Wetlands crisis meeting on

Environment
Wetlands in the city and countrywide continue to be destroyed this year at accelerating rate by illegal cultivation, rubbish dumping and actual building developments.

Wetlands in the city and countrywide continue to be destroyed this year at accelerating rate by illegal cultivation, rubbish dumping and actual building developments.

OutDoor with Rosie Mitchell

All this spells very bad news for our water supply, and is nothing short of a humanitarian disaster in the making.

Lake Chivero, Harare’s primary water supply, as explained at the recent World Wetlands Day Commemorations held at Marlborough Vlei by Professor Chris Magadza — a leading hydrology expert — is so badly silted up as a direct result of wetland abuse, and so polluted because water is no longer being naturally filtered by the wetlands, that continuing the supply of clean water is already in very grave jeopardy indeed.

Yet even as the hundreds of schoolchildren who attended this event demonstrated how clearly they comprehend the gravity and urgency of this situation, grown-ups who should know better and listen harder to their children, blithely continue with blatant destruction of these vitally important seasonally waterlogged green spaces.

It is such a simple equation, even the youngest children grasp it; no wetlands, no water.
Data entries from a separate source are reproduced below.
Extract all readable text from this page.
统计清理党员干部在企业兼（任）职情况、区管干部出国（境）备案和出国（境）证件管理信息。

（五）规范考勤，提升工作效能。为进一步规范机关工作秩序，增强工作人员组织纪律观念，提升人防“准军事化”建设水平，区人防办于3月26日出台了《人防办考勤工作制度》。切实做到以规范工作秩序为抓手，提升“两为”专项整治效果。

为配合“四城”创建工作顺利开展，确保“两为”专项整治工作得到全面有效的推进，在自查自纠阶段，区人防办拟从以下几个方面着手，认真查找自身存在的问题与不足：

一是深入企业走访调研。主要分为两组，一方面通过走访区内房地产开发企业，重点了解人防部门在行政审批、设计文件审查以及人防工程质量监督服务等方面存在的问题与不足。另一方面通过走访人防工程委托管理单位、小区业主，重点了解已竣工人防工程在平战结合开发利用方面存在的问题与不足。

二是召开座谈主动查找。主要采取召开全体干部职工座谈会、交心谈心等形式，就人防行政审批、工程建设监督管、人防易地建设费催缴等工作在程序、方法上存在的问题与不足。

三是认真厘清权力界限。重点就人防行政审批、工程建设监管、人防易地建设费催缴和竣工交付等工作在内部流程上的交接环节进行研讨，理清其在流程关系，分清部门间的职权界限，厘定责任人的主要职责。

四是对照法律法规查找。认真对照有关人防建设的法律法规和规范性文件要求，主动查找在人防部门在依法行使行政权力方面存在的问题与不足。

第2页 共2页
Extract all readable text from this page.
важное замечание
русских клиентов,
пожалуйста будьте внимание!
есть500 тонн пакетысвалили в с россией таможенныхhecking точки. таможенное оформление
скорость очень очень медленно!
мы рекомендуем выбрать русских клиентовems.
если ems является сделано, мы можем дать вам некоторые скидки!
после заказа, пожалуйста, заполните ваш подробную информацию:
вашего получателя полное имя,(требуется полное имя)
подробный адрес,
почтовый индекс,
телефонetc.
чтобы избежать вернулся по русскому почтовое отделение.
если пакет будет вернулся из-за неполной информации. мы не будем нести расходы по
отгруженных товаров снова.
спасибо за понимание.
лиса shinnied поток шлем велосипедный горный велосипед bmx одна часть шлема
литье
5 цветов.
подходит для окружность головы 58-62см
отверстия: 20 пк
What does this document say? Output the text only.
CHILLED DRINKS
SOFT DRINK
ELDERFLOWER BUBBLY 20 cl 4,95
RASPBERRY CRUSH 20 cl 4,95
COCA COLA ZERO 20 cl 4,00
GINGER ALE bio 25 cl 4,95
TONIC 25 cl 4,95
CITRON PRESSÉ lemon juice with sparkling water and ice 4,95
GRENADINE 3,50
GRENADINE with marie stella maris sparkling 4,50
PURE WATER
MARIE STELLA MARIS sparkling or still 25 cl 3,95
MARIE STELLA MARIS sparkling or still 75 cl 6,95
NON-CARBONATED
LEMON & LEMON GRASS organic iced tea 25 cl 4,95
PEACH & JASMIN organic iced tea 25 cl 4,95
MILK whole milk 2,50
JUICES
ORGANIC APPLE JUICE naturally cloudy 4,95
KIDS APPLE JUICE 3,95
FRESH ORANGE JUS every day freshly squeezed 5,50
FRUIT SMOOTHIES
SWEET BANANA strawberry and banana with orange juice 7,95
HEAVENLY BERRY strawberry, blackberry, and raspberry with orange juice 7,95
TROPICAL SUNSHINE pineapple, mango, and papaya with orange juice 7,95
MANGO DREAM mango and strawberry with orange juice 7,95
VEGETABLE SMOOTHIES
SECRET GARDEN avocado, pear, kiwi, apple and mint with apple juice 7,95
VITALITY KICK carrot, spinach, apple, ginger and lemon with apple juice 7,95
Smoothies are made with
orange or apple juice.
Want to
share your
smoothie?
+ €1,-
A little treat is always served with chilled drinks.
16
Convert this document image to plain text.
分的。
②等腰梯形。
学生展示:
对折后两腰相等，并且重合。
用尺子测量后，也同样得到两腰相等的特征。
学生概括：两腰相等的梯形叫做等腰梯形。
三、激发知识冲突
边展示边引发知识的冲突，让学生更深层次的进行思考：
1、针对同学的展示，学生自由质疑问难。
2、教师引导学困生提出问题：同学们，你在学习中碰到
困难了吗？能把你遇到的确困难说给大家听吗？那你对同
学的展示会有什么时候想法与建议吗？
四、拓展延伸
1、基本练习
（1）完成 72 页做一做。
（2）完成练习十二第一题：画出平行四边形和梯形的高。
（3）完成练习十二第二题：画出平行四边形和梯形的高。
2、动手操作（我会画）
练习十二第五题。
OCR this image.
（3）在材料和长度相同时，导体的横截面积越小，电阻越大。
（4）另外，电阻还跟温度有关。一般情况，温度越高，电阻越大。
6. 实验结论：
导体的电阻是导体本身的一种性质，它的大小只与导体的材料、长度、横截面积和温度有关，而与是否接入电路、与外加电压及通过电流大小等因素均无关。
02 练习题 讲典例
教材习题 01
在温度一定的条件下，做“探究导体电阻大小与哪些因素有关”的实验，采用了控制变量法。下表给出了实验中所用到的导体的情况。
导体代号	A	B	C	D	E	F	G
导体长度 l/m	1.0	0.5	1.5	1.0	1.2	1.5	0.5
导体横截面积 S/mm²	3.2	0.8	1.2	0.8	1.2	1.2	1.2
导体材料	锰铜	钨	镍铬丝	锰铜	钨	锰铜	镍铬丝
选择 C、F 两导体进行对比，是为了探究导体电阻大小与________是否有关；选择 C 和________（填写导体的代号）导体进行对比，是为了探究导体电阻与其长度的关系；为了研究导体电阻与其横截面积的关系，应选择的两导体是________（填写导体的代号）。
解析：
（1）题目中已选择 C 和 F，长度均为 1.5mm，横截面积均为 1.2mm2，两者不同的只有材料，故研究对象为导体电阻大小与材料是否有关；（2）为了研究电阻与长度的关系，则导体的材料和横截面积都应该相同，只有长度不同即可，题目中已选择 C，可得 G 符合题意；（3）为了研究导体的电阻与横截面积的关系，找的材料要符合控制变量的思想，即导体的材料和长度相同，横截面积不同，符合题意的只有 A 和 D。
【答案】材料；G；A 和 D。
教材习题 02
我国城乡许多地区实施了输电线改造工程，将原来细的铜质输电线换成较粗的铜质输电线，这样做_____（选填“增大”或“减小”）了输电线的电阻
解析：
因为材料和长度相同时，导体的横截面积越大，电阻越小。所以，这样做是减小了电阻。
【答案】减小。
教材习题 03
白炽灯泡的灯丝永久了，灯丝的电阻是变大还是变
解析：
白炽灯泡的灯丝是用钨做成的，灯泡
Wetlands store our water, filter it, prevent flooding and erosion, and given we are in Harare right at the top of the watershed, we cannot possibly do without them.

Once sacrosanct from cultivation and building, now they rapidly fall, one by one, in plain sight. They are being systematically covered in houses and mansions and buildings and trash and mealie fields. If you care about this at all, as the youngsters at World Wetlands Day who passionately and knowledgeably recited poems, read essays and put on plays, about this on-going, escalating crisis clearly do, attend the Public Meeting on Wetlands being held by the Wetlands Survival Forum on Tuesday 18 February, 3 to 5 pm, in City Hall, Town House, Harare.

If we are not part of the solution, we are part of the problem.

Standing by watching this disaster taking place means we just don’t care. We will, however, when water stops flowing from our taps. That day is so much closer than you think!